Abstract: Hello Baby: Implementing and Adapting a Prevention Initiative (Society for Social Work and Research 30th Annual Conference Anniversary)

Hello Baby: Implementing and Adapting a Prevention Initiative

Schedule:
Thursday, January 15, 2026
Independence BR B, ML 4 (Marriott Marquis Washington DC)
* noted as presenting author
Bridgette Lery, PhD, Senior Fellow, Urban Institute, Washington, DC
Sarah Benatar, PhD, Senior Fellow, Urban Institute, Washington, DC
Background & Purpose: Infants spend more of their childhood being raised by someone other than their parents than children of any other age group. The Allegheny County Department of Human Services (Pittsburgh, PA) has reimagined the services targeting this very high-risk population. Using research evidence to better shape how services are presented to families with newborns, Hello Baby uses broad scale risk assessment to connect new parents with a system of supports. While the initiative is universal, the risk assessment differentiates families by tier, offering voluntary services commensurate with their risk of foster care placement (i.e., Priority, Family Support, and Universal tiers). The aim is to reduce maltreatment investigations, substantiated investigations, and placements. The adaptive implementation study seeks to establish whether and to what extent programmatic additions and changes occurred at a level compatible with having a countywide effect on the outcomes.

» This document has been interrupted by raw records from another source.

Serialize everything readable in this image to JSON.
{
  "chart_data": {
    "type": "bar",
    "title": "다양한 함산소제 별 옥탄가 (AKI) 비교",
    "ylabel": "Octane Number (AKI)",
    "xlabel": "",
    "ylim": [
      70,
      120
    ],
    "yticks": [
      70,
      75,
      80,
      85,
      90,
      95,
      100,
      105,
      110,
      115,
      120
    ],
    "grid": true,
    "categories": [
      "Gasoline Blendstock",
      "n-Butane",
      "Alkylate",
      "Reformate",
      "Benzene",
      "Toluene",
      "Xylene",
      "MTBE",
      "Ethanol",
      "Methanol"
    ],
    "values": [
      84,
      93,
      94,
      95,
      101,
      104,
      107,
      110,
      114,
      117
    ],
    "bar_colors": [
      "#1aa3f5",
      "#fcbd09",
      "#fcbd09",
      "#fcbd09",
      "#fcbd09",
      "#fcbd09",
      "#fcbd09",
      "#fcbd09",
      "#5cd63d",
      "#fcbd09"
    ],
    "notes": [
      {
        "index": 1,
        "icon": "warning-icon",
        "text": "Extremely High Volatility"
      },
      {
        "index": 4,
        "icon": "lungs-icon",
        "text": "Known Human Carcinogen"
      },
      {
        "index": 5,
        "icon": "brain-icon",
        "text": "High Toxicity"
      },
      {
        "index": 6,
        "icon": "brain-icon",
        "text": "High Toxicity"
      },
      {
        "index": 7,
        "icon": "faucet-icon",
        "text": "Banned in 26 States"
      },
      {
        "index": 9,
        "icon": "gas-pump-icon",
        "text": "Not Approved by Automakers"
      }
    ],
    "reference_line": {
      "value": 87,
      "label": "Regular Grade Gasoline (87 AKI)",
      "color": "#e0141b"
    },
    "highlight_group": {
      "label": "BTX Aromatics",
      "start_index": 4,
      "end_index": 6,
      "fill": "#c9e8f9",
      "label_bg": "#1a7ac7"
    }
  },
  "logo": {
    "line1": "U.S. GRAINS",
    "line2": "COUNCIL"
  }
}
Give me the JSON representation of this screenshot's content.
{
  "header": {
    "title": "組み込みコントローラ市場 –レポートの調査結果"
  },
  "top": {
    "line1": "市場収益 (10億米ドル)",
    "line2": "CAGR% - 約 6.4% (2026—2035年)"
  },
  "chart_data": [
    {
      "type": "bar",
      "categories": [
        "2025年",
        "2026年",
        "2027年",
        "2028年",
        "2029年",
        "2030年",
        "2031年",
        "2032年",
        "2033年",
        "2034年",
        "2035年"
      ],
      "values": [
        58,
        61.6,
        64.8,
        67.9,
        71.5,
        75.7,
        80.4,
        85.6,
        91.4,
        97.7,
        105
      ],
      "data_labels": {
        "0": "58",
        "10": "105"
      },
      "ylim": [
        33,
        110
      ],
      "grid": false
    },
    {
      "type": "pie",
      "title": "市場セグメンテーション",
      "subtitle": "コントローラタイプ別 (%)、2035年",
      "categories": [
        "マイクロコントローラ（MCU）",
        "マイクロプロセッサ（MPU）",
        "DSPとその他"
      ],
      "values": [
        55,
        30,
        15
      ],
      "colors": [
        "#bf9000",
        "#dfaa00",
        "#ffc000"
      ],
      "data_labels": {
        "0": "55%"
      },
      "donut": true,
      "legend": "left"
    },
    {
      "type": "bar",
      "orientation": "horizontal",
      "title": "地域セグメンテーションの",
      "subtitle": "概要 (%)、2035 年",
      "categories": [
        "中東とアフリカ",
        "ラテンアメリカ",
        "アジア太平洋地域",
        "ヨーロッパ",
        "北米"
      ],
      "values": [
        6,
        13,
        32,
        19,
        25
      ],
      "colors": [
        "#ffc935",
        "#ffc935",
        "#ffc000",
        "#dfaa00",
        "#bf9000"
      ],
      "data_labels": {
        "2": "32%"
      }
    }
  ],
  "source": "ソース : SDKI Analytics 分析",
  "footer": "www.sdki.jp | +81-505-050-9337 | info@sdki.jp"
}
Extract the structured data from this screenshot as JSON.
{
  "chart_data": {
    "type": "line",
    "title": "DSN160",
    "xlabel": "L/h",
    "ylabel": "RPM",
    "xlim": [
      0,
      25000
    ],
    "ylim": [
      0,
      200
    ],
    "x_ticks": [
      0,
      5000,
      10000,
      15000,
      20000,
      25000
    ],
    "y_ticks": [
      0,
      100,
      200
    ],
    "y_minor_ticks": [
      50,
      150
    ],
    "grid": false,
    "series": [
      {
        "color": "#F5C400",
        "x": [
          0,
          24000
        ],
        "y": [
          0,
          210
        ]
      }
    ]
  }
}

Methods: The implementation evaluation employs quantitative and qualitative measures of what the County put in place organized around the process, quality, capacity, and outcomes framework. Process speaks to what Hello Baby actors did, quality refers to whether work of actors was done well, and capacity refers to whether Hello Baby was substantial enough programmatically to have what might be called a plausible causal effect. For the qualitative component, we conducted interviews with 81 key informants and focus groups with 40 parents between 2020 and 2024. The quantitative data consist of encounter data (i.e., outreach, enrollment, and engagement) chronologically sequenced to measure Hello Baby’s reach in terms of outreach, enrollment, and engagement among all families with babies born since Hello Baby launched in 2020.

Results: By 2023, 79% of Priority tier families and 66% of Family Support tier families were successfully contacted by Hello Baby outreach staff. To accomplish this, the County fortified the outreach process in ways that have proved successful in both increasing the number of families reached and decreasing the time it takes to reach them. A large share of families (41% in the Priority tier, 22% in the Family Support tier) reached decided to enroll in Hello Baby by 2023, exceeding the County’s goal of enrolling 30% of Priority tier families. A substantial subset of enrolled families (36% in the Priority tier, 30% in the Family Support tier) engage further, using services related primarily to case management and accessing concrete supports for basic needs. Hello Baby had additional success engaging Priority tier families in clinical relationships.

Conclusions & Implications: The hypothesis for any initiative is that the prescribed changes will lead to changes in outcomes. The Hello Baby outcome study demonstrates significant reductions in child protective services involvement, but if implementation is weak, then positive outcomes have no teeth – how are administrators to maintain or scale the success without an implementation roadmap? In this case, we have strong and precise evidence of robust implementation after a period of process adaptations and capacity investments. Taken together, the two sides of the evaluation contribute to the broader discussion of evidence use and the connection to outcomes.